Usage: paster request / post [options] CONFIG_FILE URL [OPTIONS/ARGUMENTS]

Run a request for the described application

This command makes an artifical request to a web application that uses a paste.deploy configuration file for the server and application. Use ‘paster request config.ini /url’ to request /url.

Use ‘paster post config.ini /url < data’ to do a POST with the given request body.

If the URL is relative (i.e. doesn’t begin with /) it is interpreted as relative to /.command/.

The variable environ['paste.command_request'] will be set to True in the request, so your application can distinguish these calls from normal requests.

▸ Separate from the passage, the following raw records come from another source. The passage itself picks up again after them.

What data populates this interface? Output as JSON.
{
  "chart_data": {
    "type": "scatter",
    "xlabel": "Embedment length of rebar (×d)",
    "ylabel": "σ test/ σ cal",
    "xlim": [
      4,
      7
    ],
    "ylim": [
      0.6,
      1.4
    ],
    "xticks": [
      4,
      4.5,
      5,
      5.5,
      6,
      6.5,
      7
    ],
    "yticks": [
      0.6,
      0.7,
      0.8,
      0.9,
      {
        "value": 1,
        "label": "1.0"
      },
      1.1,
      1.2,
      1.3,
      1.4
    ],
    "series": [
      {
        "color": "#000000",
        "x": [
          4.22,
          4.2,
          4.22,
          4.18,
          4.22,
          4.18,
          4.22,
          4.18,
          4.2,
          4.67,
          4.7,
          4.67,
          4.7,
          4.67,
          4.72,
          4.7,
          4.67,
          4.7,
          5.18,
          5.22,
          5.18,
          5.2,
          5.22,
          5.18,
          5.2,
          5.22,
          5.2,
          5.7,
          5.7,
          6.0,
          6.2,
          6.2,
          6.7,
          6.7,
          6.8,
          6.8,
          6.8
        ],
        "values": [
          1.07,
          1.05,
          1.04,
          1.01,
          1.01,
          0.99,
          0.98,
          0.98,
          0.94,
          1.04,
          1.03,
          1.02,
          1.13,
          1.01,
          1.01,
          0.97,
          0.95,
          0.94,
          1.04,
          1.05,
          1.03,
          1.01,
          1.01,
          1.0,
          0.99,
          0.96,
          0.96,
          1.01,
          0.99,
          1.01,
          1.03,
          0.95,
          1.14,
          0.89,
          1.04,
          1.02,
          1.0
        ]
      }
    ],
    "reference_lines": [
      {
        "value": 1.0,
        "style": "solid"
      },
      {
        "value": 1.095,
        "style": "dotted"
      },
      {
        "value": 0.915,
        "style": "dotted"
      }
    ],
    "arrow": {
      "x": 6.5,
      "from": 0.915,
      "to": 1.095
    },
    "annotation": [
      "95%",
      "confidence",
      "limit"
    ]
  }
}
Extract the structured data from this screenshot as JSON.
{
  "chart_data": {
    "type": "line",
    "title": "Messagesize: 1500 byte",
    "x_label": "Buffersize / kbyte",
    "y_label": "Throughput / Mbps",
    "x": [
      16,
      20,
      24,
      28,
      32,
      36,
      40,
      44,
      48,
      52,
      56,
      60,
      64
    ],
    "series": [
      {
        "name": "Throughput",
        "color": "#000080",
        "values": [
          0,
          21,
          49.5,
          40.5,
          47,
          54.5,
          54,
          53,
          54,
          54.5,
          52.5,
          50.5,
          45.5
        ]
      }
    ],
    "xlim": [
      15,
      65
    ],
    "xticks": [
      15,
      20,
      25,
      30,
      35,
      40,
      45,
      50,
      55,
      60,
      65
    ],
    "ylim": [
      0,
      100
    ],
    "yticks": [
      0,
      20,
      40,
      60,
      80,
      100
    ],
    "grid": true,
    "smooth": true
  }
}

Note that you can pass options besides the options listed here; any unknown options will be passed to the application in environ['QUERY_STRING'].

Options:
  -h, --help            show this help message and exit
  -v, --verbose
  -q, --quiet
  -n NAME, --app-name=NAME
                        Load the named application (default main)
  --config-var=NAME:VALUE
                        Variable to make available in the config for %()s
                        substitution (you can use this option multiple times)
  --header=NAME:VALUE   Header to add to request (you can use this option
                        multiple times)
  --display-headers     Display headers before the response body

Future development

A Pylons controller that handled some of this would probably be quite useful. Probably even nicer with additions to the current template, so that /.command/ all gets routed to a single controller that uses actions for the various sub-commands, and can provide a useful response to /.command/?-h, etc.